Lots of outs for themselves, particularly age, which is intimately tied to increased need for care. It's good in the abstract because the industry clearly feels the need to move in the direction of reform. But they sang a lot of this tune in 1993 as well. Kevin Drum has more.

Massachusetts Debate. One of the more interesting arguments among health care reformers concerns Massachusetts' "universal health care" policy adopted in 2006. It included an individual mandate and shared responsibility for stakeholders to provide subsidies to ensure everyone signed up for insurance. Monica Sanchez took a look at the MassCare plan relative to Barack Obama's principles for health care reform and found it lacking. A sample:

1. Does it protect families' financial health?

NO - Of those surveyed in a fall 2008 survey of Massachusetts residents on healthcare conducted by the Boston Globe and the Blue Cross Blue Shield of Massachusetts Foundation: in a recent survey 13% of insured said they were unable to pay for a health service; 13% said they were unable to afford to fill a prescription; and 33% ranked the cost of care their biggest health concern.

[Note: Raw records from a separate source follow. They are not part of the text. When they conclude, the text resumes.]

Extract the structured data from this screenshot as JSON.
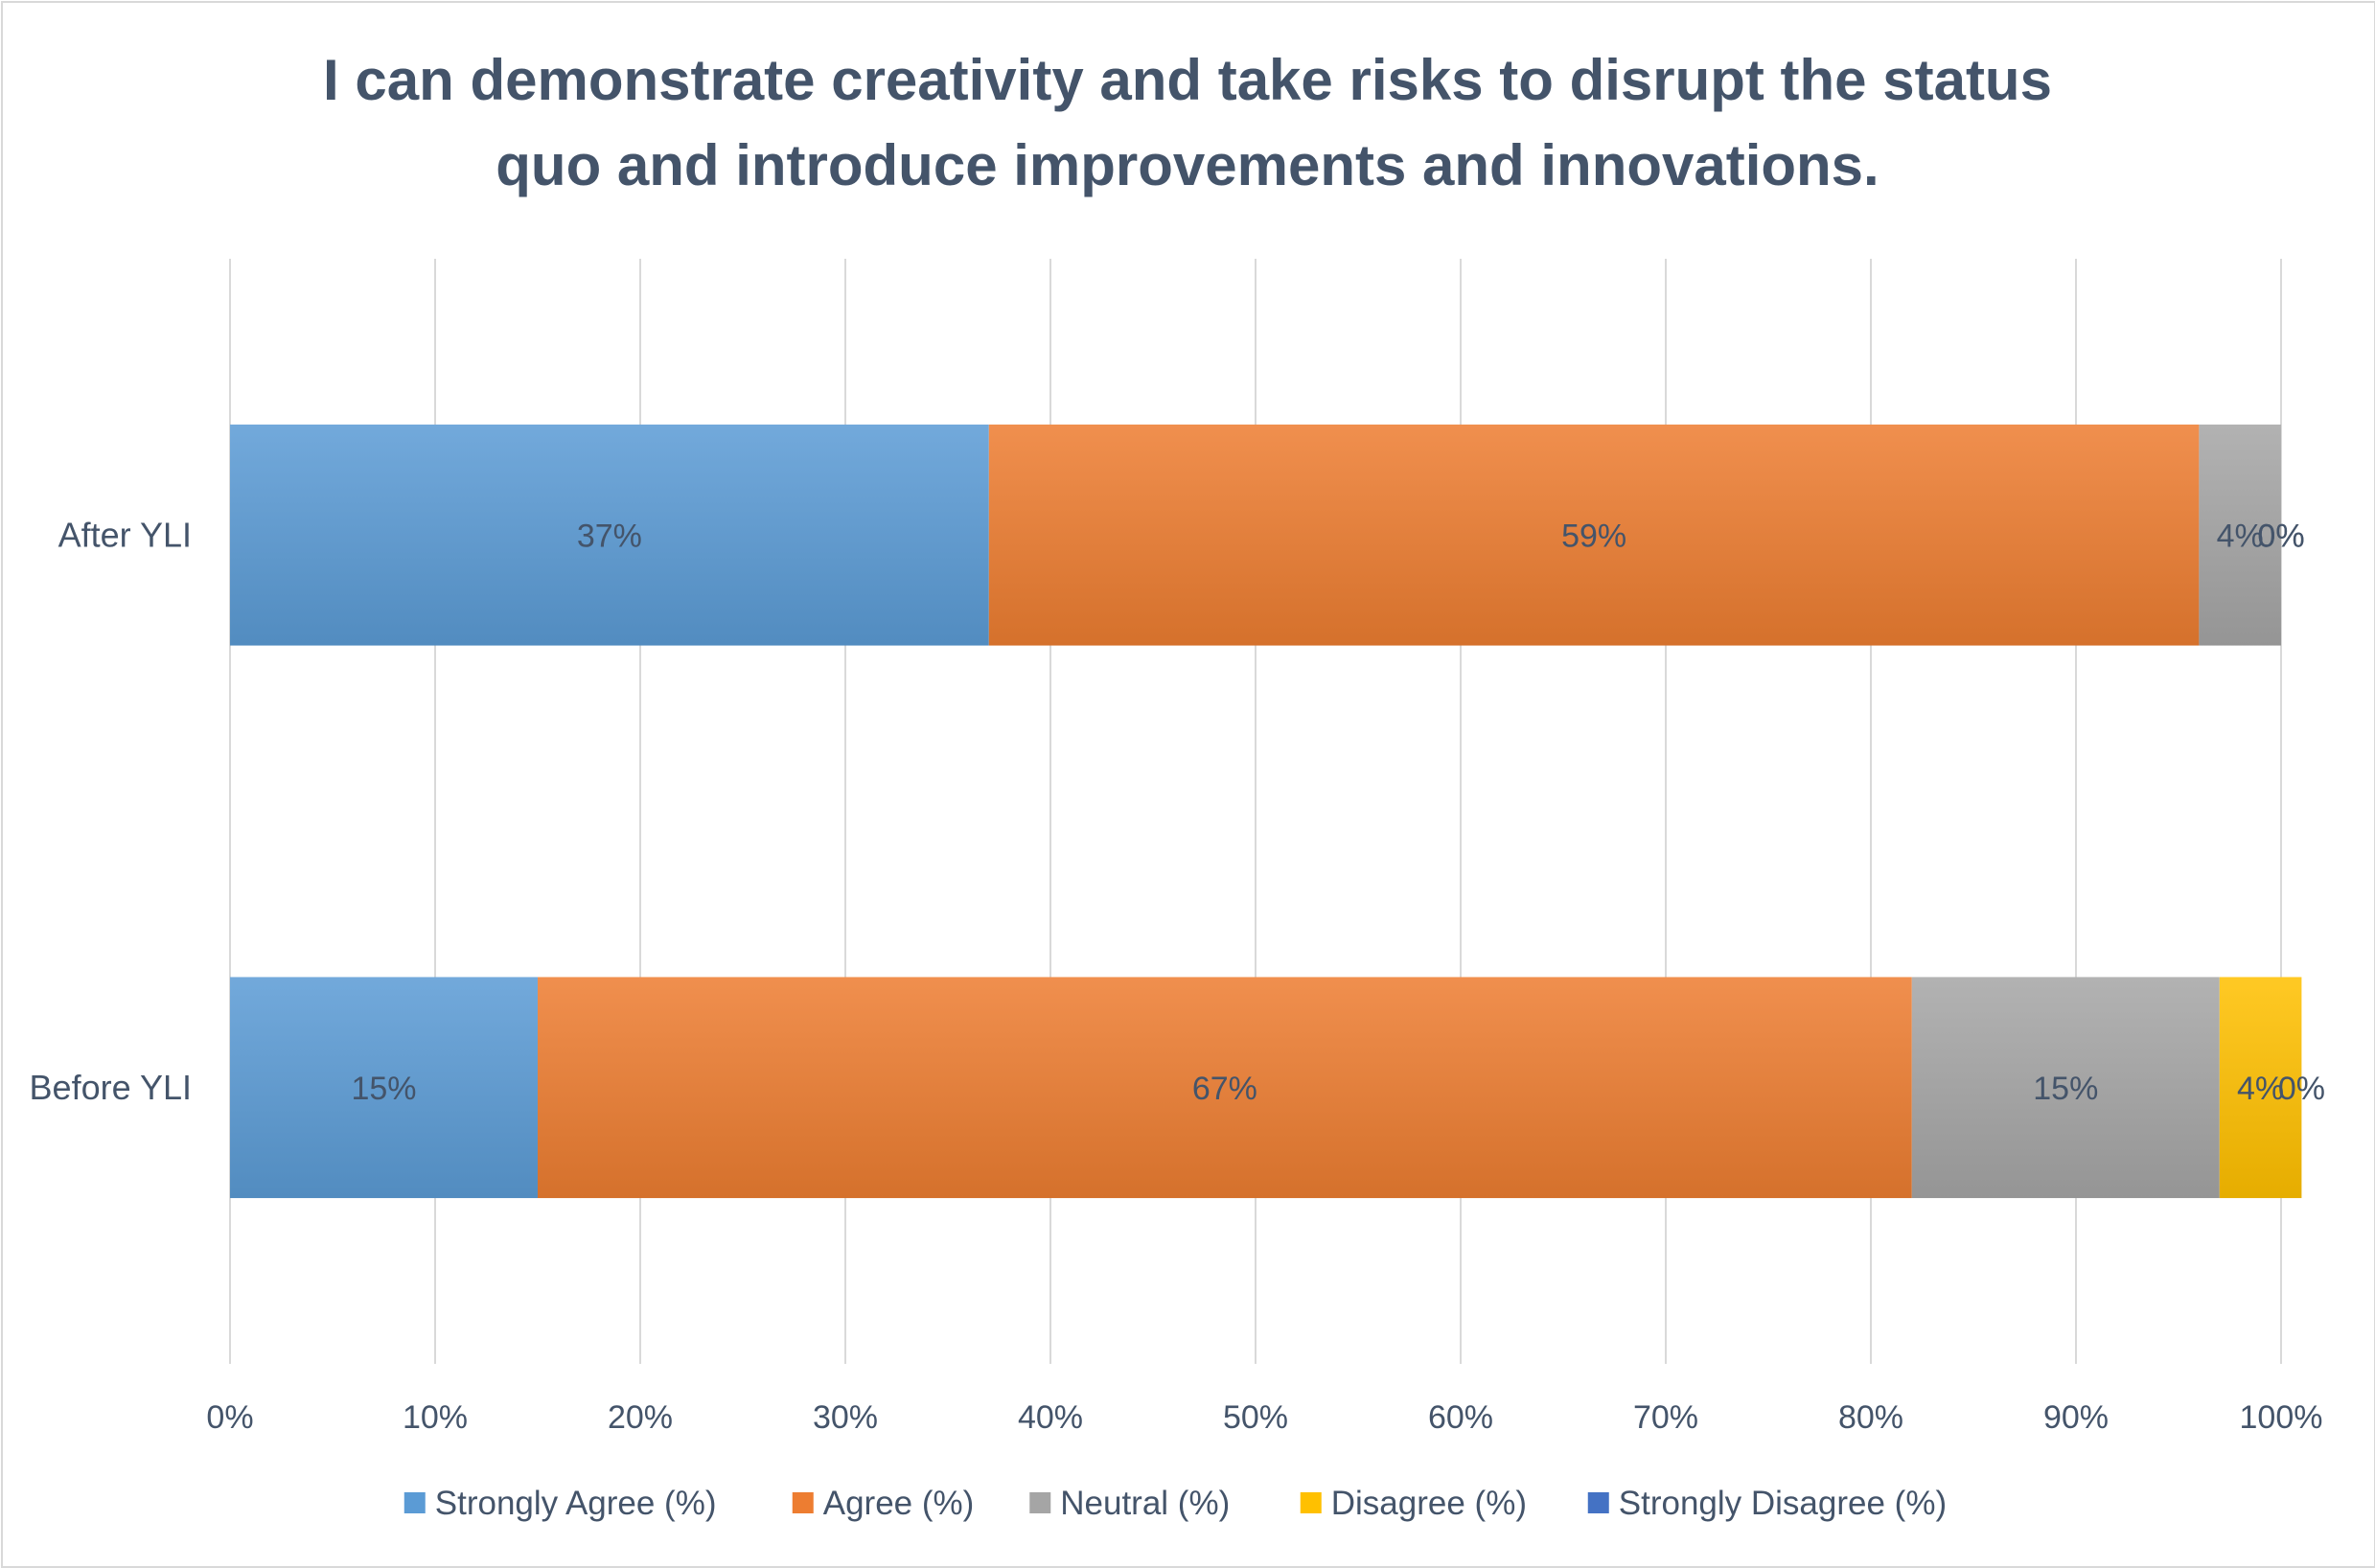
{
  "chart_data": {
    "type": "bar",
    "orientation": "horizontal",
    "stacked": "100%",
    "title_lines": [
      "I can demonstrate creativity and take risks to disrupt the status",
      "quo and introduce improvements and innovations."
    ],
    "categories": [
      "After YLI",
      "Before YLI"
    ],
    "series": [
      {
        "name": "Strongly Agree (%)",
        "color": "#5b9bd5",
        "values": [
          37,
          15
        ],
        "labels": [
          "37%",
          "15%"
        ]
      },
      {
        "name": "Agree (%)",
        "color": "#ed7d31",
        "values": [
          59,
          67
        ],
        "labels": [
          "59%",
          "67%"
        ]
      },
      {
        "name": "Neutral (%)",
        "color": "#a5a5a5",
        "values": [
          4,
          15
        ],
        "labels": [
          "4%",
          "15%"
        ]
      },
      {
        "name": "Disagree (%)",
        "color": "#ffc000",
        "values": [
          0,
          4
        ],
        "labels": [
          "0%",
          "4%"
        ]
      },
      {
        "name": "Strongly Disagree (%)",
        "color": "#4472c4",
        "values": [
          0,
          0
        ],
        "labels": [
          "0%",
          "0%"
        ]
      }
    ],
    "xlim": [
      0,
      100
    ],
    "x_ticks": [
      "0%",
      "10%",
      "20%",
      "30%",
      "40%",
      "50%",
      "60%",
      "70%",
      "80%",
      "90%",
      "100%"
    ],
    "grid": true,
    "legend": "bottom"
  }
}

2. Does it make health coverage affordable?

NO - not for the middle class and not even for some people with low incomes. According to the report released last month, "Massachusetts' Plan: A Failed Model for Health Care Reform," by Drs. Nardin, Himmelstein, and Woolhandler, in fiscal year 2009, to bring cost increases down from more than 15.4% to 9.4% for CommCare, the state cut benefits and increased copays.


Read the whole thing. Jon Gruber argues that cost control was not entirely a part of the Massachusetts reform, as it focused more on universality. Thus it created what amounts to an entitlement in the hopes that the political dynamic could be changed to focus on bringing down costs once the plan was in place. In other words, there is, as Ezra Klein put it, an embedded political logic to doing coverage first.

States don't really have the bargaining power to bring down costs, nor can they deficit spend, so I don't know how building the political advantage for cost control really helps them, actually. And while this would possibly make sense on the national level, the Obama plan seeks to do everything at once, so it's not really germane.

Budget Reconciliation. Harry Reid says he is completely open to using the budget process for health care reform, meaning that such legislation would only need 50 votes. Others violently disagree, not just Republicans but people like Budget Committee Chair Kent Conrad and Ben Nelson. In steps Steny Hoyer, of all people, as a mediator.

As House Speaker Nancy Pelosi (D-Calif.) did earlier Thursday, Hoyer defended the House’s decision to include budget reconciliation in its budget.

“Reconciliation on healthcare is a fallback position. It is not the preferred option. The preferred option is creating a bipartisan consensus,” Hoyer said [...]

Republicans argue that Democrats, by having reconciliation in their hip pocket, can pull out of any negotiations, whenever they want, making those talks potentially pointless for the GOP.

Hoyer said that if Democrats acted in that way, the Republicans would have a right to complain.

“If they are negotiating in good faith and then we pull the rug out from under them, I think that would be harmful to our objective of passage with a degree of bipartisan support and therefore credibility in the public,” he said.


Without reconciliation as a fallback, Republicans wouldn't even come to the table. So I do think it's a vital tool and shouldn't be set aside just yet. Hoyer had some interesting things to say about single payer and the public option, as well.